Bruxelles a tranché le débat, en autorisant la réintroduction des protéines animales dans l’aquaculture. Cette nouvelle aurait dû faire l’effet d’une bombe, en ces temps troublés de crise alimentaire. Rien n’a explosé, ni vu, ni connu, consommateur on t’embrouille… Quelques associations ont quand même réclamé un étiquetage clair à poser sur un poisson ou un crustacé qui aurait été élevé avec ces farines, rien de plus. Les professionnels de la filière, les producteurs ont des mines effarouchées : « Des farines animales dans nos filières ? Jamais ! » Même Marine Harvest a mis son veto. Belle pudeur ! Jusqu’à quand ? Philippe Cury, excellent scientifique, affirme que ce sera inéluctable, que la biomasse est insuffisante pour nourrir des poissons d’élevage qui devront nourrir la population croissante. Pour le moment, saumons, bars et dorades peuvent se régaler avec des protéines animales transformées de porc et de poulet. Voilà ce qu’on a trouvé pour « améliorer la durabilité à long terme du secteur de l’aquaculture ». D’autres solutions sont envisagées, utilisées, même : une farine alternative issue des coproduits de la pêche — vous vous souvenez, coproduits = déchets. Les Chinois s’en servent déjà pour alimenter leurs anguilles. Une probable manne encore peu exploitée qui permettrait l’optimisation de la ressource. En attendant, Bruxelles a légiféré, elle impose à tous les pêcheurs français de ramener, dès 2014, tous leurs déchets à terre. À défaut de pêche miraculeuse, la filière est à la recherche d’une denrée qui pourrait faire tourner l’industrie des poissons.
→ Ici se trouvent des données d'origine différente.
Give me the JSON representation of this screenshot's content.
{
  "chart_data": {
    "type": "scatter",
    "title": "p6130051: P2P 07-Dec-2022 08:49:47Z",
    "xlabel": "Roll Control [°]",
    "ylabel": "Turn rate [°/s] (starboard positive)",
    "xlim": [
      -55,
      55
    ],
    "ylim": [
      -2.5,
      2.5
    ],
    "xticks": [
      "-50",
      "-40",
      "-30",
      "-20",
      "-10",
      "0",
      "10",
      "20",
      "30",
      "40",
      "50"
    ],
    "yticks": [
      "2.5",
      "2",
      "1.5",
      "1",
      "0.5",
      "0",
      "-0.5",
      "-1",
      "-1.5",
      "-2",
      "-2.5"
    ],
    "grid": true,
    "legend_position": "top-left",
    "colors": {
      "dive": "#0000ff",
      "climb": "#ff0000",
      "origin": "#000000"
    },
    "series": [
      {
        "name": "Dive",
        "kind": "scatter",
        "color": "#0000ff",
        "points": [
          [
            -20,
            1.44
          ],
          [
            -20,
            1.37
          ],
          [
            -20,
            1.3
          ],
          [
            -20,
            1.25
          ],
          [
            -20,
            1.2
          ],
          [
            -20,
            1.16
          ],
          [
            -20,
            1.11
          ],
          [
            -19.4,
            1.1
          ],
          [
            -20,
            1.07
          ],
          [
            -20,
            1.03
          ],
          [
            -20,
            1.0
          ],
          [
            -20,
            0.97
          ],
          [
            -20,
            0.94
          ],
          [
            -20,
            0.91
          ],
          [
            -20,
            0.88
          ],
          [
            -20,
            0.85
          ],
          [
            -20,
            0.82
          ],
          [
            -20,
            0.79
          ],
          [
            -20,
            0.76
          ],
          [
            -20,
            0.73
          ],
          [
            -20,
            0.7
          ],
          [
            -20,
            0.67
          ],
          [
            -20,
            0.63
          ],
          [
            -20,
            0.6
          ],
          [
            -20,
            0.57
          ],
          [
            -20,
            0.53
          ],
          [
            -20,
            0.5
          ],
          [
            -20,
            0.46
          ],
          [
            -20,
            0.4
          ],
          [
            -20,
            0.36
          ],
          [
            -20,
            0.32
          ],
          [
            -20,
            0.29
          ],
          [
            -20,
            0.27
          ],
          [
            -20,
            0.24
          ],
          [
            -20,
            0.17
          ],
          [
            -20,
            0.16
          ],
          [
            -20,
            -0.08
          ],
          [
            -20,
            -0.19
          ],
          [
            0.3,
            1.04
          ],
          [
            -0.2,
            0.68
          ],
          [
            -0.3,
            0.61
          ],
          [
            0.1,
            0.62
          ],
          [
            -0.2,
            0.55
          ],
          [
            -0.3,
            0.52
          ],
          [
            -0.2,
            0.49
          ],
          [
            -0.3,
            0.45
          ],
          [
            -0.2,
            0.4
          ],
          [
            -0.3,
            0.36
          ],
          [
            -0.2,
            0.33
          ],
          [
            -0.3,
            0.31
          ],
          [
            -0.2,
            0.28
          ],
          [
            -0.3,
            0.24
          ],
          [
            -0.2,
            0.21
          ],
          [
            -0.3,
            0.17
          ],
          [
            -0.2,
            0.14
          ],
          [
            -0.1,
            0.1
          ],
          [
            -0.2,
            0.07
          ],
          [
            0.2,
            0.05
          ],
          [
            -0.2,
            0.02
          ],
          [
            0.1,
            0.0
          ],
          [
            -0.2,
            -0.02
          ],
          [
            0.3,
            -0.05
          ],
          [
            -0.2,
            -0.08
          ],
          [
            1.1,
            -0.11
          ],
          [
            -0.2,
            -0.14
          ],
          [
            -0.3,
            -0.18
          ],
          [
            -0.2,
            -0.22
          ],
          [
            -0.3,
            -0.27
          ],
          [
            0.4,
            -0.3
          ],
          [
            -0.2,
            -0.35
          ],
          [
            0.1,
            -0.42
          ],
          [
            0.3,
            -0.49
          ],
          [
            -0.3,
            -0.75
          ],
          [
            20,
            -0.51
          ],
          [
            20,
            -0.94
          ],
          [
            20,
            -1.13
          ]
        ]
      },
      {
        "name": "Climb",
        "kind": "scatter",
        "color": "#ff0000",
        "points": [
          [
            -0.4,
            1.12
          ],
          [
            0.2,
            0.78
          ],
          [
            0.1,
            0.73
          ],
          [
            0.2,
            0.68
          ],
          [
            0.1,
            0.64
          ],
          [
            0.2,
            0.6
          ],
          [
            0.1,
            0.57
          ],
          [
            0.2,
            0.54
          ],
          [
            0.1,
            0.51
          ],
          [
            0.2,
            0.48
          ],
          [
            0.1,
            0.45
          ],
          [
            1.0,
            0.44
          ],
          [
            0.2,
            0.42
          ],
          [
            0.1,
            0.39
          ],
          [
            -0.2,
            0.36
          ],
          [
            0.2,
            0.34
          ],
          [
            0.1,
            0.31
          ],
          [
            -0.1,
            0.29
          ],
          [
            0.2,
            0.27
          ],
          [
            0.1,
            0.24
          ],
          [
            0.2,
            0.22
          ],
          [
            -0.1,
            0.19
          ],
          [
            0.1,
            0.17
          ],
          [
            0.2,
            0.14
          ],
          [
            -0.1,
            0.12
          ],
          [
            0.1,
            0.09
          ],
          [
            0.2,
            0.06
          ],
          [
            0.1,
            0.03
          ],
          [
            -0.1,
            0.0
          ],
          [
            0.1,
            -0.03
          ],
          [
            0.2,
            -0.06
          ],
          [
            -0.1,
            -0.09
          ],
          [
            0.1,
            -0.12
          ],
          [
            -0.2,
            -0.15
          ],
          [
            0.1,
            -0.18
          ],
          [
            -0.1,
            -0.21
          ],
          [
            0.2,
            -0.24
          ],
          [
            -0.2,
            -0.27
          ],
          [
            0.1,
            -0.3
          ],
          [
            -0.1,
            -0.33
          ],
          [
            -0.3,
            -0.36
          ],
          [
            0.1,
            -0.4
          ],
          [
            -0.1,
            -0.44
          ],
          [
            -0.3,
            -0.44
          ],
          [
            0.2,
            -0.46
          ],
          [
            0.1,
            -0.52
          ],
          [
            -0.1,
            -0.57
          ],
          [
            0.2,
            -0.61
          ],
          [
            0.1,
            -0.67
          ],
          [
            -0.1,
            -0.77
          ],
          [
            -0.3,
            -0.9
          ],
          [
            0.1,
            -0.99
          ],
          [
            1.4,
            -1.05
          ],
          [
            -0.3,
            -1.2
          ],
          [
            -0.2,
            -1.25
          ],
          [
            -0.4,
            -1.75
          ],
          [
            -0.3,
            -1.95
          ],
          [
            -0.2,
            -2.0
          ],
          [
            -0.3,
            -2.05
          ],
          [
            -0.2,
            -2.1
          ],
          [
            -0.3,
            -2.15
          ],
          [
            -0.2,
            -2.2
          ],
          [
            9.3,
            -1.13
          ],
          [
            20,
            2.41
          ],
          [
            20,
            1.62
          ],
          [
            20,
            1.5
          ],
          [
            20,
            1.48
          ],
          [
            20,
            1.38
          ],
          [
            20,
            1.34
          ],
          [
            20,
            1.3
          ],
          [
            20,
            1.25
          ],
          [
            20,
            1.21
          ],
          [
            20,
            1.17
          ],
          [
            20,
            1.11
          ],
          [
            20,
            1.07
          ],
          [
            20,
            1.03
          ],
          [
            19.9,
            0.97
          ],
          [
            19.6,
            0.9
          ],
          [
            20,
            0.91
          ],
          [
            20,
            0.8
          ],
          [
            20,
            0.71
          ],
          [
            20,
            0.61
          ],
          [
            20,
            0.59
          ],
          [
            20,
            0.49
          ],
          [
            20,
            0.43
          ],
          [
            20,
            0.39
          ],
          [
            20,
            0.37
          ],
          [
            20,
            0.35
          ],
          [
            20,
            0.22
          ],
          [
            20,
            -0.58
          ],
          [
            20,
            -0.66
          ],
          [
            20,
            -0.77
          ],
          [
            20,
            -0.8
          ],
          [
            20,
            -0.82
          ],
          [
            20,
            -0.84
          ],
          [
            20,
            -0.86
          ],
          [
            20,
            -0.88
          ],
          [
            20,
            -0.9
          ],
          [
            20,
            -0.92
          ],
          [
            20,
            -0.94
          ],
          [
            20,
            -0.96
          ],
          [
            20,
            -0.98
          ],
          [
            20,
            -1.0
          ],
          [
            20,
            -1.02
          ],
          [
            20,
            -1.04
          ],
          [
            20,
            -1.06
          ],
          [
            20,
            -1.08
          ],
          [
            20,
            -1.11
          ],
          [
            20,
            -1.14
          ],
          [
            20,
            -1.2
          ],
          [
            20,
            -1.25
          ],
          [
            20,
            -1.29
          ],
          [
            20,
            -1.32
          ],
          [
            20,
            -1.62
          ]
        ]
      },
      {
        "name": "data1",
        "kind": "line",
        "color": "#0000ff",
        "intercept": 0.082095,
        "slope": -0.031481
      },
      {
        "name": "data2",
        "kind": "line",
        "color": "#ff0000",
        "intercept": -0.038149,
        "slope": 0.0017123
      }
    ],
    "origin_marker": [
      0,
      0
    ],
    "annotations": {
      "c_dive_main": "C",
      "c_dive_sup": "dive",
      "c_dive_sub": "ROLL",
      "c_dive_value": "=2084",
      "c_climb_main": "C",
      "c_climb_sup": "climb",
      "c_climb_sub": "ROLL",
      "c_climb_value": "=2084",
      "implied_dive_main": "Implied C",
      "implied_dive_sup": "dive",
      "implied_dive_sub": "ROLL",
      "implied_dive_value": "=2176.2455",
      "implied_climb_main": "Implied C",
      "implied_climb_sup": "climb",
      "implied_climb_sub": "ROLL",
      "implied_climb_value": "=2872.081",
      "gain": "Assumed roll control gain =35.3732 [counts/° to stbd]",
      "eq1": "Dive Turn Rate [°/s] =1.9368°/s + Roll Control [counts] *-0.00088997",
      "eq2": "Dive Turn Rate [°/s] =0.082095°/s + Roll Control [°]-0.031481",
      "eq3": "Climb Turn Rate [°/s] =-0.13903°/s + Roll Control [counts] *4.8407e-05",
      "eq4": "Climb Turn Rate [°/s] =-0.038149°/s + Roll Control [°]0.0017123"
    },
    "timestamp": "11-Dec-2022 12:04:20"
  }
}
Si vous trouvez, votre fortune est faite ! En Pologne, les truites d’élevage sont nourries à la farine d’hémoglobine. Ne soyez pas choqués ! Les farines de sang d’animaux non ruminants sont à nouveau autorisées en Europe. Vous ne saviez pas que des farines de plumes de volaille et des farines de sang étaient permises ? Pourtant, « elles sont très digestes et très abordables », selon les aquaculteurs. Pas d’étiquette pour le préciser, pas de vantardise, discrétion absolue. Les professionnels français ne se risquent pas encore à les utiliser. Ça viendra, rassurez-vous.